Michael McCarthy’s “deeply affecting memoir and heartbreaking account of ecological impoverishment” has been sitting on my reading table for three years. (That descriptive quote is from Helen Macdonald, author of the terrific memoir H Is for Hawk.) Acting on my New Year’s resolution to diminish the stacks on my reading table, I’ve pulled it out to start reading this weekend. I don’t know what it is about The Moth Snowstorm that, over time, has attracted me. I first went through a dance of borrowing it from the library and returning it unread — twice I did that — and then buying it and letting it sit, waiting among the want-to-reads. Clearly, the insistence, as often happens with books, means something, and I believe it’s the mix of memoir and my love of the natural world that’s creating the stickiness. Or perhaps the inviting first line of the book has simply demanded I read further:

In the summer of 1954, when Winston Churchill was dwindling into his dotage as British prime minister, the beaten French withdrawing from Indochina, and Elvis Presley was beginning to sin, my mother’s mind fell apart.

Catch the Sparrow A Search for a Sister and the Truth of Her Murder by Rachel Rear came to my attention via an email query from the book’s publicist at Bloomsbury (one of my favorite publishing houses). I’m not an avid true crime reader, but something inside me said to pay attention, reinforced by the author’s journalism background and the rave pre-publication reviews, so I requested a copy. As I’m writing this, I’m more than halfway through the book, just having started it yesterday. It’s immersive and unputdownable, this astute inquiry into the disappearance and murder of the author’s stepsister Stephanie Kupchynsky. Rachel Rear engages us with concise yet heartfelt prose, ominous facts coupled with surprising insights, and a perfect pacing, taking us through a complex investigation spanning more than two decades and involving district attorneys, police, suspects, and Stephanie’s family, friends, lovers, and acquaintances, as well as corruption in the police department.
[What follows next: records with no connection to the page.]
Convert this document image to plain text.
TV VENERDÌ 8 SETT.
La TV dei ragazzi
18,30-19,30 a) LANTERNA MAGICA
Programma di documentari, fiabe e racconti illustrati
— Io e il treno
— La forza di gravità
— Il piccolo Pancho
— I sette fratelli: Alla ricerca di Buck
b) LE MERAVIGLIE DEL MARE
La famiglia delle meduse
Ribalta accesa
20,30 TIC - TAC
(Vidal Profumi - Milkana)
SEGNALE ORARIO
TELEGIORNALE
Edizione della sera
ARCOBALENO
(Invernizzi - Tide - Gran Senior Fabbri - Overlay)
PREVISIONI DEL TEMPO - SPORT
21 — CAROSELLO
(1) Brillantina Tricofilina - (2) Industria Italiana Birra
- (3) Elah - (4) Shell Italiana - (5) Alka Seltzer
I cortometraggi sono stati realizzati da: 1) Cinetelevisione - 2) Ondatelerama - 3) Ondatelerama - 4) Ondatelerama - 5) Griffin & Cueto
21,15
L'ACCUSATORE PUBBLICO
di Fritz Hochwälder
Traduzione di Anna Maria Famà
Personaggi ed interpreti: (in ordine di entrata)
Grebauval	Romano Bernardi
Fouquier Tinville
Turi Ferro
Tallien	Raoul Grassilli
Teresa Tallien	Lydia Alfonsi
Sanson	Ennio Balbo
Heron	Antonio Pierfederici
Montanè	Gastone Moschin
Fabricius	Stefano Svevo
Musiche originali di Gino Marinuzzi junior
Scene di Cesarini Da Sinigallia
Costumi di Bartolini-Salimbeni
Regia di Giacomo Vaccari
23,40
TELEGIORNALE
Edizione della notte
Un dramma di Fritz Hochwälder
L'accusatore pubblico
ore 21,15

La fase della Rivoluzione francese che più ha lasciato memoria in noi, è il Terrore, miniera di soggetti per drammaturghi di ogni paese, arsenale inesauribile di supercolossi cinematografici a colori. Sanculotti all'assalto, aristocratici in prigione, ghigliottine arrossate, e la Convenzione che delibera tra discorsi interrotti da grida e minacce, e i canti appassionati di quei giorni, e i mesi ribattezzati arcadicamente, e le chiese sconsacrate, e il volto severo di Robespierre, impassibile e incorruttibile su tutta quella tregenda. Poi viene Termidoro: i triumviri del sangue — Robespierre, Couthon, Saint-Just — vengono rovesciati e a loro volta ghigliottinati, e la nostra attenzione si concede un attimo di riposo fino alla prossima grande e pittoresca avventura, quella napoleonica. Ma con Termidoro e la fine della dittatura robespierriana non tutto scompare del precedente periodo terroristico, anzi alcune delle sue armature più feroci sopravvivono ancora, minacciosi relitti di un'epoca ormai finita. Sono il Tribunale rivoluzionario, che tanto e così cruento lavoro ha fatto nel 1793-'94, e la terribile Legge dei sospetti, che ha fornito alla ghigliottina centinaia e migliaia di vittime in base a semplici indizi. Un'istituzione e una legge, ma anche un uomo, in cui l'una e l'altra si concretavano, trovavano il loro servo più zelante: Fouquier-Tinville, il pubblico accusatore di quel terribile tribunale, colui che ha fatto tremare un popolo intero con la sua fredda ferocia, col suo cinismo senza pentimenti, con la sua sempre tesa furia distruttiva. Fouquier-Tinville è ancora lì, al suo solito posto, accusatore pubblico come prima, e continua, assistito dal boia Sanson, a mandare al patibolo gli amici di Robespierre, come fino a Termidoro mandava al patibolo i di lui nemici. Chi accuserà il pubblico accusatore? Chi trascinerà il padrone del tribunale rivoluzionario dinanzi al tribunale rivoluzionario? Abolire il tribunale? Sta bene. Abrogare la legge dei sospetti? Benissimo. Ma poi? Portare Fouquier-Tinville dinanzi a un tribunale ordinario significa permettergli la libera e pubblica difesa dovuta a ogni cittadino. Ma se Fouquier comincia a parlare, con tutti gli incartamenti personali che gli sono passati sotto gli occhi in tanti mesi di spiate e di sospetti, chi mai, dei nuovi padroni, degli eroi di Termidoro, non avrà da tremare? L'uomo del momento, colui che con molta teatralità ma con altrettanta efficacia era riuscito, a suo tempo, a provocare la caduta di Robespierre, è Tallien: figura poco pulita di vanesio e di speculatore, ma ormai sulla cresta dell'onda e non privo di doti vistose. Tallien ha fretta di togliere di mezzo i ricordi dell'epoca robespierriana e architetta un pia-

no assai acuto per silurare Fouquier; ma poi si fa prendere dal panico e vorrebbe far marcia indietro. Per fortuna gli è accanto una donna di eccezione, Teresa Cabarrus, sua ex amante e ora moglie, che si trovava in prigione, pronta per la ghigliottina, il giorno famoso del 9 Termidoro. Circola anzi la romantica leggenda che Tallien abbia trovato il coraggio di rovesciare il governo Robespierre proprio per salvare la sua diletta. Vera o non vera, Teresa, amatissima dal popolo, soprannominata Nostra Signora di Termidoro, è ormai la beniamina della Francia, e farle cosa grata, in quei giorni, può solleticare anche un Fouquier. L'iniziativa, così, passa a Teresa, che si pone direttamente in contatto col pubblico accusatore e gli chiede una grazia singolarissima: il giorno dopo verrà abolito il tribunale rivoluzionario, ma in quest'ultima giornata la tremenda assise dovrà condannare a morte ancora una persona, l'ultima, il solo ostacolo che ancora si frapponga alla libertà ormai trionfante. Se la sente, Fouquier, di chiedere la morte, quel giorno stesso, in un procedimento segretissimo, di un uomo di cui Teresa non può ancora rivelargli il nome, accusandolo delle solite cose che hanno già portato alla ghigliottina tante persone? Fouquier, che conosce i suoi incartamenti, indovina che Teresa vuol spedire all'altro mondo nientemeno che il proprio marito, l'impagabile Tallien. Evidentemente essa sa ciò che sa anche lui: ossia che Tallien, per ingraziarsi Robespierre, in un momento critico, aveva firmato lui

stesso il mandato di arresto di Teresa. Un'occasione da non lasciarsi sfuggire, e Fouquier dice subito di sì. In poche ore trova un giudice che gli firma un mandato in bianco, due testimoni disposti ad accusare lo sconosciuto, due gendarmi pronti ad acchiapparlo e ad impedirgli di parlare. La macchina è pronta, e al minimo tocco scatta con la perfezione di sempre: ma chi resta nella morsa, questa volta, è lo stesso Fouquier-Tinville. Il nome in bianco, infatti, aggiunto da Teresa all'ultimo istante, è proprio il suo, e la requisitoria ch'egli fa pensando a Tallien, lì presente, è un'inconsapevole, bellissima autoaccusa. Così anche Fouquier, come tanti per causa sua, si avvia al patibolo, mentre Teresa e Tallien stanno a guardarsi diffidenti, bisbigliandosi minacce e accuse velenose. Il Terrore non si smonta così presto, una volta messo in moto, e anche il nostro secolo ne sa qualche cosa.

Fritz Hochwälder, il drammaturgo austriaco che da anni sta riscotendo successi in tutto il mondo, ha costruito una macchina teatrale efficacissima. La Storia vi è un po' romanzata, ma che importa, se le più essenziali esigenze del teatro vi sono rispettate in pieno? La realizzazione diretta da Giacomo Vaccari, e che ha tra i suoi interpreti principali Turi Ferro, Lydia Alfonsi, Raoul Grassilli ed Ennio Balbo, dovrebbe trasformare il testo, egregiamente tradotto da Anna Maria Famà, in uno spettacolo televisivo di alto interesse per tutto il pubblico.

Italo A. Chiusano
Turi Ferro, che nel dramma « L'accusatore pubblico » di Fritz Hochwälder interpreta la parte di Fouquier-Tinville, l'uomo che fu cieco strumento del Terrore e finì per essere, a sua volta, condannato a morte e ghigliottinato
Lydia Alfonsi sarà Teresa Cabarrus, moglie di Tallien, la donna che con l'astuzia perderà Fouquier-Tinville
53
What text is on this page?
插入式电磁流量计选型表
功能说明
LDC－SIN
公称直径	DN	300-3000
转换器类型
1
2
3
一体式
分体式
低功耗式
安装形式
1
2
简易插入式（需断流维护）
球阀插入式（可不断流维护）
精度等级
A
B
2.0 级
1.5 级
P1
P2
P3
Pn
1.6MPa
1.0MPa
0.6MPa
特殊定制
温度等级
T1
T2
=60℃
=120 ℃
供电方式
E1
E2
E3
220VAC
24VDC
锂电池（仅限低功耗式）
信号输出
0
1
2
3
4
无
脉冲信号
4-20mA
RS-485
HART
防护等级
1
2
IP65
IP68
Rear didn’t know Stephanie, a violinist who taught music in public schools — Rear’s mother and Stephanie’s father married after the disappearance — but she knew the story and couldn’t shake its presence.

James Runcie has written a new novel. You may recognize his name, if you’re a fan of the TV series Grantchester or his books the Sidney Chambers Mysteries, a.k.a. the Grantchester Mysteries, which the TV series is based on. (View the books on Bloomsbury’s U.K. site here.) The new novel has nothing to do with Sidney Chambers, rather Johann Sebastian Bach, and it’s what’s up next for me, after Catch the Sparrow. The story takes place in 1727, focused on a 13-year-old boy mourning the death of his mother, enduring a new school where he’s bullied by classmates, and finding support from the school’s cantor, Johann Sebastian Bach, who recognizes the boy’s musical capabilities. The Great Passion has received rave forecasts and stars, but what draws me to it foremost is that it’s a story about music and grief as told through Bach’s writing of the St. Matthew Passion. At least, that’s how the novel is described. The press release says Runcie draws on his 1997 documentary about Bach for the BBC and subsequent work about the composer and his famous oratorio, which I’ve heard but don’t know much about. The Great Passion is set to be released March 15.

2 thoughts on “Now reading: poetry, nature, true crime, and J.S. Bach

    1. The press release for the book says Runcie drew on his 1997 documentary about Bach for the BBC and his subsequent radio play in 2016 and stage play in 2018 about him. I’m not familiar with any of these endeavors, but it sounds like Runcie has had Bach under his microscope for a while.